Marc Wuyts, alors adjoint d’ Emilio Ferrera, espérait que le club survivrait en D3 et organisa quelques matches amicaux avec les joueurs restant sur le carreau, mais après la radiation le 22 août 2002, il se retrouva sans rien. Il créa alors, en décembre, l’asbl Footballeurs sans Frontières, avec Francis Marcos, déjà à la base d’une pareille initiative il y a quelques saisons avec Tom Frivaldszky, ex-entraîneur du RWDM. But : permettre aux chômeurs de maintenir leur condition physique ( Régis Genaux, de passage, estima que l’entraînement vaut celui de D1) et d’être vus. Venus de tous horizons, 48 de ces laissés-pour-compte étaient inscrits en juillet et s’entraînaient quatre fois par semaine au stade Verbist, dans le Parc Marie-José à Molenbeek. Le Trudonnaire Danny Sempel, entraîneur de jeunes à Anderlecht, apporte son concours.  » Depuis le 15 juin, l’Union Belge nous autorise à organiser des matches amicaux. C’est indispensable car on tournait un peu à vide. Coup sur coup, nous avons joué contre Renaix, le Cercle Bruges, Denderleeuw et l’Union St-Gilloise. Ce qui m’embête, ce sont ces types qui viennent rôder par ici et contactent les garçons sans rien me dire. Je précise immédiatement que je travaille bénévolement. Récemment, coup sur coup, deux joueurs se sont désistés quelques heures avant un match amical :- Monsieur, j’aitrèsmalauventre, jeneviendraipascesoir ! Inadmissible. Je prends des engagements pour ces matches, comment remplacer au pied levé ? Je vais donner un coup de fil à Raymond Mommens, entre autres, car un type est venu pour Charleroi… S’il m’avait prévenu la veille, d’accord, mais pas ainsi. Un autre a été embarqué pour Anderlecht de la même manière… Anderlecht, tu te rends compte ? Ils sont déjà 50 dans le noyau ! Enfin… Tous mes garçons ne trouveront pas embauche, parce qu’il y a de moins en moins de clubs et de plus en plus de joueurs débarqués, mais si 15 à 20 % trouvent un job, je serai satisfait. C’est quasi un problème social. La fédération devrait nous aider, et un ou deux sponsors seraient également les bienvenus. On ne pourra pas continuer ainsi, c’est trop lourd. Il faudra une autre structure, un avocat s’en charge « .

Un goût de trop peu

Depuis quelques semaines, Marc Wuyts a aussi entamé sa carrière d’entraîneur principal au RJ Wavre, en 1re Provinciale. Un contrat d’une saison de quatre entraînements par semaine, en soirée.  » Un seul joueur est resté et 13 joueurs de moins de 19 ans composent le noyau. Mon plan de travail est axé sur la discipline, même sur les détails : plus question d’aller pisser derrière un arbre pendant l’entraînement, comme je l’ai déjà remarqué. On se soulage avant… Mais, je sais rigoler, cela aussi ils l’ont compris « .
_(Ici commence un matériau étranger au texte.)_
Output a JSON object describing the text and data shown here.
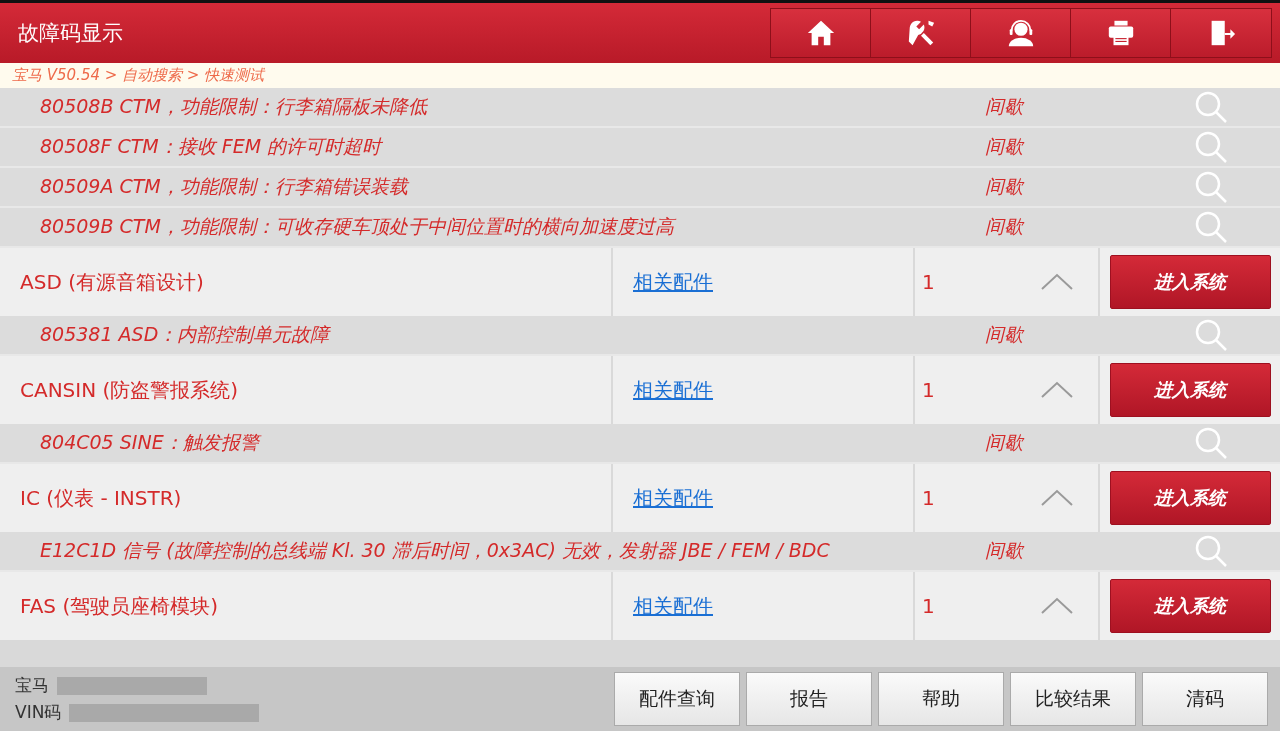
{
  "header": {
    "title": "故障码显示",
    "toolbar": [
      {
        "kind": "home"
      },
      {
        "kind": "tools"
      },
      {
        "kind": "support"
      },
      {
        "kind": "print"
      },
      {
        "kind": "exit"
      }
    ]
  },
  "breadcrumb": "宝马 V50.54 > 自动搜索 > 快速测试",
  "entries": [
    {
      "kind": "fault",
      "text": "80508B CTM，功能限制：行李箱隔板未降低",
      "status": "间歇"
    },
    {
      "kind": "fault",
      "text": "80508F CTM：接收 FEM 的许可时超时",
      "status": "间歇"
    },
    {
      "kind": "fault",
      "text": "80509A CTM，功能限制：行李箱错误装载",
      "status": "间歇"
    },
    {
      "kind": "fault",
      "text": "80509B CTM，功能限制：可收存硬车顶处于中间位置时的横向加速度过高",
      "status": "间歇"
    },
    {
      "kind": "module",
      "name": "ASD (有源音箱设计)",
      "link": "相关配件",
      "count": "1",
      "expanded": true,
      "button": "进入系统"
    },
    {
      "kind": "fault",
      "text": "805381 ASD：内部控制单元故障",
      "status": "间歇"
    },
    {
      "kind": "module",
      "name": "CANSIN (防盗警报系统)",
      "link": "相关配件",
      "count": "1",
      "expanded": true,
      "button": "进入系统"
    },
    {
      "kind": "fault",
      "text": "804C05 SINE：触发报警",
      "status": "间歇"
    },
    {
      "kind": "module",
      "name": "IC (仪表 - INSTR)",
      "link": "相关配件",
      "count": "1",
      "expanded": true,
      "button": "进入系统"
    },
    {
      "kind": "fault",
      "text": "E12C1D 信号 (故障控制的总线端 Kl. 30 滞后时间，0x3AC) 无效，发射器 JBE / FEM / BDC",
      "status": "间歇"
    },
    {
      "kind": "module",
      "name": "FAS (驾驶员座椅模块)",
      "link": "相关配件",
      "count": "1",
      "expanded": true,
      "button": "进入系统"
    }
  ],
  "footer": {
    "vehicle_label": "宝马",
    "vin_label": "VIN码",
    "buttons": [
      "配件查询",
      "报告",
      "帮助",
      "比较结果",
      "清码"
    ]
  }
}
Attaquant en retrait, vif et technique, habile en combinaisons courtes, et capable de tirs surprenants, Marc était un 9,5 comme il se définit lui-même.  » Pas un 10 meneur de jeu, pas un 9 en pointe non plus car j’entrais rarement dans les 16 mètres. Mais des passes courtes, des assists, cela oui « . Bref, plutôt du genre Marc Degryse ou Roberto Baggio. Jeune, il accumula les sélections nationales : une en Cadets, deux en Scolaires, 24 en Juniors et neuf en Espoirs. Pas de A.  » A ma meilleure période à Charleroi, Paul Van Himst a eu un £il sur moi, mais de nombreuses blessures et quatre opérations en 13 saisons et certains coups de gueule m’ont, sans aucun doute, bloqué. Et puis, Anderlecht mis à part, mes clubs étaient moyens, avec des hauts et des bas, et moi je suivais le mouvement. Je flambais souvent les premiers mois, perdais pied aux passages à vide de l’équipe, puis revenais à la surface… Je n’ai jamais pu jouer une saison régulière comme Cédric Roussel, par exemple, qui a eu cette chance à Mons. Tout cela, je l’ai payé. Oui, il y a un goût de trop peu dans ma carrière, mais il y eut du très bon, du très positif. 13 saisons en D1, cela se mérite, non ? »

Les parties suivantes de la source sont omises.